Lumina Gold Announces CDN $20 Million Private Placement of Common Shares

VANCOUVER, BC–(Marketwired – November 22, 2016) –

NOT FOR DISTRIBUTION OR DISSEMINATION IN THE UNITED STATES OR TO U.S. NEWSWIRE SERVICES

Lumina Gold Corp. (“Lumina“) (TSX VENTURE: LUM), is pleased to announce that it plans to conduct a non-brokered private placement of up to 28,571,428 common shares in the capital of Lumina (the “Shares“) at a price of CDN $0.70 per Share to raise gross proceeds of up to approximately CDN $20 million (the “Private Placement“). The price of CDN $0.70 represents a 5% discount to the last closing price of Lumina common shares of CDN $0.74 and a 10% discount to the 20 day volume-weighted average price of Lumina common shares of CDN $0.78.

The net proceeds of the Private Placement will be used to advance exploration of Lumina’s properties and for general working capital purposes.

Certain directors, officers and other insiders of Lumina may acquire securities under the Private Placement. Any such participation would be considered to be a “related party transaction” as defined under Multilateral Instrument 61-101 Protection of Minority Securityholders in Special Transactions (“MI 61-101“). The transaction will be exempt from the formal valuation and minority shareholder approval requirements of MI 61-101 as neither the fair market value of any shares issued to or the consideration paid by such persons will exceed 25% of Lumina’s market capitalization.

Closing of the Private Placement is subject to the approval of the TSX Venture Exchange. Lumina anticipates closing the Private Placement as soon as practicable subject to receipt of all necessary regulatory approvals. Finder’s fees will be payable on a portion of the private placement, in accordance with the policies of the TSX Venture Exchange.

All Shares issued in connection with the Private Placement will be subject to a four-month and one day hold period under applicable securities laws.

The securities offered have not been registered under the U.S. Securities Act of 1933, as amended, or applicable state securities laws, and may not be offered or sold to persons in the United States absent registration or an exemption from such registration requirements.
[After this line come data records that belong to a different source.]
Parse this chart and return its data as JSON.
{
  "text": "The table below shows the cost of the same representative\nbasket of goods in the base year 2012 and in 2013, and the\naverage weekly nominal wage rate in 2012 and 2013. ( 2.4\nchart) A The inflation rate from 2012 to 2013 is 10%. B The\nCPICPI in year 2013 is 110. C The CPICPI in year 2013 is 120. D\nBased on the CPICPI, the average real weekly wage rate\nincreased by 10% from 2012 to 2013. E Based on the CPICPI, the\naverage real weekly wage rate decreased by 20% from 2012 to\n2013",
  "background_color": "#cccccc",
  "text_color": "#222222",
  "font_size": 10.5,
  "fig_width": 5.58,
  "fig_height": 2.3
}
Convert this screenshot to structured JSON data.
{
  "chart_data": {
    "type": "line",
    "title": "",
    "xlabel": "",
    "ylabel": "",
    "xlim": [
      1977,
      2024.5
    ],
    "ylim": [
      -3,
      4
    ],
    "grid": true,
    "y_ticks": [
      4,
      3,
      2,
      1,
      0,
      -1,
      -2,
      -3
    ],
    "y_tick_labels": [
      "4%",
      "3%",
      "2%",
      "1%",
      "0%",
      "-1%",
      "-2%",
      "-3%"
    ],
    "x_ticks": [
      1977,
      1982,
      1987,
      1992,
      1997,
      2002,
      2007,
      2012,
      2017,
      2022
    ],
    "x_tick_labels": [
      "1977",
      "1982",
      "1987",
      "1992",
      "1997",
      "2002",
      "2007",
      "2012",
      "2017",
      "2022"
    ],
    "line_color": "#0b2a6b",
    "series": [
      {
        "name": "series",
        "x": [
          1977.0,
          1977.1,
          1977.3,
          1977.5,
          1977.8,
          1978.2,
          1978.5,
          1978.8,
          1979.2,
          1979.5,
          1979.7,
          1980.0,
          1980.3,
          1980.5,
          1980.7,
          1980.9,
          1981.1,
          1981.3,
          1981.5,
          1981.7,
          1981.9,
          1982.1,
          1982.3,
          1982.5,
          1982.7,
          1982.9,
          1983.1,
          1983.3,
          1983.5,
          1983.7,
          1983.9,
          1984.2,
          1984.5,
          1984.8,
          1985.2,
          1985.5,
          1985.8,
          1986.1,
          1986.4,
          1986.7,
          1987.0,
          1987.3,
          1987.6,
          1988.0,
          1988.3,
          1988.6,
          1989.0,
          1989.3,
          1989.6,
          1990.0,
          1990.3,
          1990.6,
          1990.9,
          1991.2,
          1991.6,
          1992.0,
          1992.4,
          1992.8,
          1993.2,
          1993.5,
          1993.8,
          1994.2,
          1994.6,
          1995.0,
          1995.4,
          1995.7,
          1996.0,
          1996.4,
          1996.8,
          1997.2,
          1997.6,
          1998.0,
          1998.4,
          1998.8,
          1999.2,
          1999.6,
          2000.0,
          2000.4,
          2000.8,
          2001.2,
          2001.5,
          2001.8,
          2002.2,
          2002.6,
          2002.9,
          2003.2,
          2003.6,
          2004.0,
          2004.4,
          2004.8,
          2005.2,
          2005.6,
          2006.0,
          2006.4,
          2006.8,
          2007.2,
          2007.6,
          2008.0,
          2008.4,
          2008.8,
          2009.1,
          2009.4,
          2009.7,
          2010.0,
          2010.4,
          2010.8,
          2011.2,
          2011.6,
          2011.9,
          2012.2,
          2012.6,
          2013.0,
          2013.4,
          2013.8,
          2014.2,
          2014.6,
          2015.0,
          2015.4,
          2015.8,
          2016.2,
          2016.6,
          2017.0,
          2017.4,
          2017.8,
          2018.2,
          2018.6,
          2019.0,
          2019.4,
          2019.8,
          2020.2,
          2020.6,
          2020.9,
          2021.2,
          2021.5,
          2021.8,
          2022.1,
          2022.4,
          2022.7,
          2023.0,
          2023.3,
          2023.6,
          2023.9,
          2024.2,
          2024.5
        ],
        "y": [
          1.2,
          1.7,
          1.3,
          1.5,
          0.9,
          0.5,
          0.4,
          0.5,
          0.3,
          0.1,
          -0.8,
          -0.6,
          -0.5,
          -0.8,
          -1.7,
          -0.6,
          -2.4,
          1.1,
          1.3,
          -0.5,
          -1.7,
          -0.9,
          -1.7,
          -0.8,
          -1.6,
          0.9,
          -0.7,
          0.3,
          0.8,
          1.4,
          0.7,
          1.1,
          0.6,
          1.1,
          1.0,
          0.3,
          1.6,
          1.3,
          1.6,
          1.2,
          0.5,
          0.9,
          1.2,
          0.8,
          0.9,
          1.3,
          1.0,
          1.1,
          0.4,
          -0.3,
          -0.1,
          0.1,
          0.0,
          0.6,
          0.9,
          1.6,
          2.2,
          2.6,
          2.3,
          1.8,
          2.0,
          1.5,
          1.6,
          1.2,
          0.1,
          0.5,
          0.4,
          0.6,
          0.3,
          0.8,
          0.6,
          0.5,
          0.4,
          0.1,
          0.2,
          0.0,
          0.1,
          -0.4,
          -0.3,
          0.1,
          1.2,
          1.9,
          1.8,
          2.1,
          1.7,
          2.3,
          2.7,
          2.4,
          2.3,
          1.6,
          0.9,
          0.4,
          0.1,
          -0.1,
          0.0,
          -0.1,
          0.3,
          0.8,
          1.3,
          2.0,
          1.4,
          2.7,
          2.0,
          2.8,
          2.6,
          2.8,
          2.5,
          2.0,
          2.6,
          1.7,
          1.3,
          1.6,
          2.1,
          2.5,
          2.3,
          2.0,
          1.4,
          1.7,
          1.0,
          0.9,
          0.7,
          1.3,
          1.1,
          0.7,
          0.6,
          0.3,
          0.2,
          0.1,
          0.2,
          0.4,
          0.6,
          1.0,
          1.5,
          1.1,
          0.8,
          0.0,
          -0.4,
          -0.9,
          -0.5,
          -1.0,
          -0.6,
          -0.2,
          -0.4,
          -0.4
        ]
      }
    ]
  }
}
This press release shall not constitute an offer to sell or the solicitation of an offer to buy nor shall there be any sale of the securities in any jurisdiction in which such offer, solicitation or sale would be unlawful.

Lumina Gold Corp.

Signed: “Marshall Koval”
Marshall Koval, President & CEO

Neither the TSX Venture Exchange nor its Regulation Services Provider (as that term is defined in the policies of the TSX Venture Exchange) accepts responsibility for the adequacy or accuracy of this news release.
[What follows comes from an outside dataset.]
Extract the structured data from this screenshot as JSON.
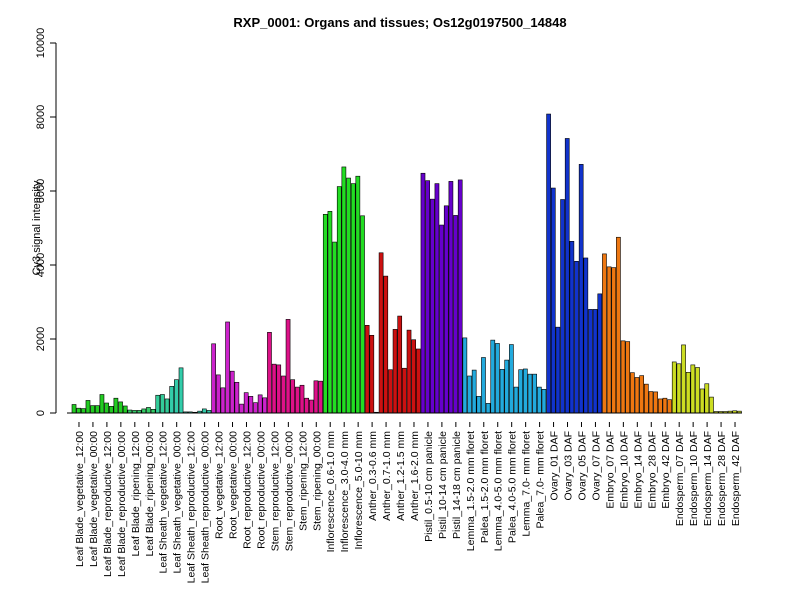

Cautionary Note Regarding Forward-Looking Information

The foregoing information contains forward-looking statements regarding the size of the Private Placement, the timing of closing of the Private Placement, and the anticipated use of proceeds from the Private Placement. In making the forward-looking statements in this release, Lumina has applied certain factors and assumptions that are based on information currently available to Lumina as well as Lumina’s current beliefs and assumptions made by Lumina, including that Lumina is able to obtain regulatory approval of the Private Placement and that Lumina is able to complete the Private Placement. Although Lumina considers these beliefs and assumptions to be reasonable based on information currently available to it, they may prove to be incorrect, and the forward-looking statements in this release are subject to numerous risks, uncertainties and other factors that may cause future results to differ materially from those expressed or implied in such forward-looking statements. Such risk factors include, among others, that the Private Placement will not be completed, that Lumina will be unable to obtain or will experience delays in obtaining any required regulatory approvals and that Lumina may need to expend the proceeds from the Private Placement in a manner not currently contemplated. Although Lumina has attempted to identify important factors that could cause actual results to differ materially from those contained in forward-looking information, there may be other factors that cause results not to be as anticipated, estimated or intended. There can be no assurance that such information will prove to be accurate, as actual results and future events could differ materially from those anticipated in such statements. Accordingly, readers should not place undue reliance on forward-looking information. Lumina does not undertake to update any forward-looking information, except in accordance with applicable securities laws.